Seyfert galaxies as X-ray sources

Abstract

The Ariel V Sky Survey Instrument has detected X-ray emission from 13 Seyfert galaxies (11 of which have not been previously detected at X-ray wavelengths), bringing the total number of Seyfert galaxies detected in this waveband to 15. Two of these galaxies were not known to be Seyferts prior to these observations and have been discovered by obtaining optical spectra of galaxies inside error boxes of previous unidentified Ariel V sources. In this paper we give a detailed description of the identifications, both from statistical and individual points of view, and a discussion of the implications of the results. The galaxies detected are the brightest, at optical wavelengths, of the Type 1 Seyferts, with the exception of NGC 1275 whose classification is uncertain. The power radiated in the 2–10 keV band is typically in the range 10^42.5–10^44.5 erg/s. At least three of the galaxies exhibit variable X-ray flux density. Using a compilation of published data together with new observations from the Anglo-Australian Telescope, we find the X-ray power to be correlated with the infrared and optical continuum powers, and with the luminosity in the Hα emission line. The X-ray power is not significantly correlated with the radio power or the luminosity in forbidden optical emission lines. These results indicate that the X-ray emission originates in the dense ‘core’ region of extent < 0.1 pc which is peculiar to Type 1 Seyferts. The X-ray emission mechanism is discussed in the light of this conclusion. The X-ray luminosity function of the Seyfert galaxies is derived and shown to drop rapidly outside the observed range of X-ray luminosities.

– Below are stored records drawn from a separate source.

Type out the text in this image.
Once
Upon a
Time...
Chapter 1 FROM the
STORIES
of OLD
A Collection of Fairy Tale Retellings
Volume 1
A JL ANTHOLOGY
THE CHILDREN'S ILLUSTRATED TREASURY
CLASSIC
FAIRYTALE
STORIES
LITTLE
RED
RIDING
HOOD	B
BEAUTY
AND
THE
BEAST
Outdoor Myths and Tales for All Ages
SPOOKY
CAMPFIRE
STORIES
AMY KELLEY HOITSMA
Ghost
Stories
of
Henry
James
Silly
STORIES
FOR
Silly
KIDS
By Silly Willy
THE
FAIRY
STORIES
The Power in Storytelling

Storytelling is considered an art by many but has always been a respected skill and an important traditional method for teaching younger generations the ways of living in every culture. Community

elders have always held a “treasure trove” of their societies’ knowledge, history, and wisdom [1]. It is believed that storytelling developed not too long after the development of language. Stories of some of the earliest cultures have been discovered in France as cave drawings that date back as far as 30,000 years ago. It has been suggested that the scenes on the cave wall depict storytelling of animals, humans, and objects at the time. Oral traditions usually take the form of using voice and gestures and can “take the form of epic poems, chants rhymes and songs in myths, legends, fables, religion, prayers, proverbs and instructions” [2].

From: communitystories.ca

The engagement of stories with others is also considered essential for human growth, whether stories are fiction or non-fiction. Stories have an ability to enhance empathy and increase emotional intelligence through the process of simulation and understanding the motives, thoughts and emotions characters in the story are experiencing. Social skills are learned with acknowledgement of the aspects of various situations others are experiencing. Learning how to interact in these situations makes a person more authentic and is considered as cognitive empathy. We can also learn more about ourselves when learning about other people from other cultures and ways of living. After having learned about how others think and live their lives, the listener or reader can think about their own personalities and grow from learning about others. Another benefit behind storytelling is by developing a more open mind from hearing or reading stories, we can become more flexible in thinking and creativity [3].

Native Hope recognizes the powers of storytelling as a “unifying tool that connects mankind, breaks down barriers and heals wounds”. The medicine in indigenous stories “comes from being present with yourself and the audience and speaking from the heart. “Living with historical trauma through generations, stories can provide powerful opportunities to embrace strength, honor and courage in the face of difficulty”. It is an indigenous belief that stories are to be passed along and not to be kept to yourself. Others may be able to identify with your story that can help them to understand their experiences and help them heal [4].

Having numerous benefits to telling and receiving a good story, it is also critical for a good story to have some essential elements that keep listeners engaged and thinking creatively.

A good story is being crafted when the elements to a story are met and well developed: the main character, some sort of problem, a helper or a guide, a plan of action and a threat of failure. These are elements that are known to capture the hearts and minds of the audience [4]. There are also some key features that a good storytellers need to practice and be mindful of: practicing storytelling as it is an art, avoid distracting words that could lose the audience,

This luminosity function is used to show that Seyfert galaxies contribute 6 (±3) per cent of the isotropic background radiation in the energy range 2–10 keV, on the assumption that there is no cosmological evolution of their density or luminosity. If the X-ray spectrum of NGC 4151 is typical of Seyfert galaxies, this fraction becomes ≃ 15 per cent at 50 keV. By demanding that the contribution to the background intensity from Seyferts be less than the observed value, an upper limit to any cosmological evolution of their X-ray volume emissivity is obtained.